Explanation: The cholinergic system utilizes two main types of receptors: **Nicotinic (N)** and **Muscarinic (M)** [2]. Nicotinic receptors are ligand-gated ion channels (ionotropic), whereas muscarinic receptors are G-protein coupled receptors (metabotropic) [4]. **Why Bronchial Smooth Muscle is the Correct Answer:** Bronchial smooth muscle contains **Muscarinic M3 receptors**, not nicotinic receptors. Activation of M3 receptors by acetylcholine (ACh) leads to bronchoconstriction and increased secretions.
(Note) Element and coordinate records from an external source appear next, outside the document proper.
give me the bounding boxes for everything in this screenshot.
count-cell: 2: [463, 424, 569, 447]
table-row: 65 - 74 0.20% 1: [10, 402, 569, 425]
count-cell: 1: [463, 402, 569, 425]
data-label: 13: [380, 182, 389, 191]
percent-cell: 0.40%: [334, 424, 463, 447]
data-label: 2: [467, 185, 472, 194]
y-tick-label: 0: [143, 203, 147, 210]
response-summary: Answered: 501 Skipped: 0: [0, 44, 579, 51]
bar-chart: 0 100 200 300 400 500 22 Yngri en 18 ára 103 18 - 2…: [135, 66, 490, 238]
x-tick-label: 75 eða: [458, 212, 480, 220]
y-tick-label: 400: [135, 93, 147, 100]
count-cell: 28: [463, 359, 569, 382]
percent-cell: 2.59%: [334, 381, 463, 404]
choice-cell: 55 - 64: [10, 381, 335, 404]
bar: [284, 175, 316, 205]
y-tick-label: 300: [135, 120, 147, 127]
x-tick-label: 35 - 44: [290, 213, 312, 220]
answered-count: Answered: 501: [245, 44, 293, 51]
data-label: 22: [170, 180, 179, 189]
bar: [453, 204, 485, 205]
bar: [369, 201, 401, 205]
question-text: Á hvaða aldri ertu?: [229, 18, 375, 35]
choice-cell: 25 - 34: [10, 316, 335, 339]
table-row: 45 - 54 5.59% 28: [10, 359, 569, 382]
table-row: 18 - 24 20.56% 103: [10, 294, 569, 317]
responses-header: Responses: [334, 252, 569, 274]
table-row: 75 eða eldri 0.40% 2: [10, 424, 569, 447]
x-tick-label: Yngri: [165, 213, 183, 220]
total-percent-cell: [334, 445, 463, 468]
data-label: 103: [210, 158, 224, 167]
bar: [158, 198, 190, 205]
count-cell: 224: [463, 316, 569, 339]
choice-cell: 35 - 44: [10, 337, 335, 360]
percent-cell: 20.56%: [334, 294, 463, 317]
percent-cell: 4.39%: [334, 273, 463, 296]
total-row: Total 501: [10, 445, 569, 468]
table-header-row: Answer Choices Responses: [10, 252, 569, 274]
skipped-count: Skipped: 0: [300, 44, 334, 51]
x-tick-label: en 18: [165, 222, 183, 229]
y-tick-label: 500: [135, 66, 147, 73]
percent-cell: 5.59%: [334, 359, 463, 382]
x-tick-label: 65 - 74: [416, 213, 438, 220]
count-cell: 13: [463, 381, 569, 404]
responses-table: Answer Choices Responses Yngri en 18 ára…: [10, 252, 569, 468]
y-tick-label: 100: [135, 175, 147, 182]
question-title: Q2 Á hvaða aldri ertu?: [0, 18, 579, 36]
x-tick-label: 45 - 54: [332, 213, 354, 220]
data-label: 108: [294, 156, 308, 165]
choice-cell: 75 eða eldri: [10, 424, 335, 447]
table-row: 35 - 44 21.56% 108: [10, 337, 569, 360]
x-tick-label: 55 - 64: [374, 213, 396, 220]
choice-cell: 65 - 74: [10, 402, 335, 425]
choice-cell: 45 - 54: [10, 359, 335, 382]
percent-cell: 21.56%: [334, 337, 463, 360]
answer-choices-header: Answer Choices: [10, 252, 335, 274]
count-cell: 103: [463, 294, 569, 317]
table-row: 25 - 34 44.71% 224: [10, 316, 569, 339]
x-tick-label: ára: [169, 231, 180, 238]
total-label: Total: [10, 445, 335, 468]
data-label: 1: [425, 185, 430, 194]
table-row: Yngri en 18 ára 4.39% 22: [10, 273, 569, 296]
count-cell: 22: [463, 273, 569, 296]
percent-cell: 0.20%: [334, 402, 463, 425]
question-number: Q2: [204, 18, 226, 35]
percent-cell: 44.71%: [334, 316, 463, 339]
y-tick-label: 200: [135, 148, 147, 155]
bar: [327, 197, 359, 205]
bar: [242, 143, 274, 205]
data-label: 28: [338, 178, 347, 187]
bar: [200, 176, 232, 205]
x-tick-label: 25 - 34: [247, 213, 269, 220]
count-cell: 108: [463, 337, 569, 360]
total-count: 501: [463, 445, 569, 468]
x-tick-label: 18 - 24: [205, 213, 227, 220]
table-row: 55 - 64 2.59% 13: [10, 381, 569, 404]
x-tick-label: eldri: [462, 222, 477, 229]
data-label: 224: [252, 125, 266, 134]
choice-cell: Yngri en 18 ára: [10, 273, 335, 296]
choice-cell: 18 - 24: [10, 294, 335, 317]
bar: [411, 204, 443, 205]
This is why anticholinergic drugs like Ipratropium bromide are used to induce bronchodilation in asthma and COPD. **Analysis of Incorrect Options:** * **Neuromuscular Junction (NMJ):** These contain **$N_M$ receptors** [1]. Stimulation leads to the opening of Na+/K+ channels, causing depolarization of the endplate and skeletal muscle contraction. * **Autonomic Ganglia:** Both sympathetic and parasympathetic ganglia contain **$N_N$ receptors** [1]. They mediate fast excitatory postsynaptic potentials (EPSP) to propagate the nerve impulse [3]. * **Brain:** The Central Nervous System (CNS) contains **$N_N$ receptors** (specifically subtypes like $\alpha4\beta2$ and $\alpha7$) [1]. These play significant roles in cognitive functions, memory, and the rewarding effects of nicotine. **High-Yield Clinical Pearls for NEET-PG:** 1. **Nicotinic Antagonists:** $N_M$ receptors are blocked by skeletal muscle relaxants (e.g., **d-Tubocurarine**), while $N_N$ receptors are blocked by ganglion blockers (e.g., **Hexamethonium**) [3]. 2. **Adrenal Medulla:** It is considered a modified sympathetic ganglion and expresses **$N_N$ receptors**, which trigger catecholamine release. 3. **Mnemonic:** Remember **"N"** for **N**icotinic = **N**erve (ganglia) and **N**euro-muscular junction. All other parasympathetic effector organs (Heart, Glands, Smooth muscle) primarily have **M**uscarinic receptors.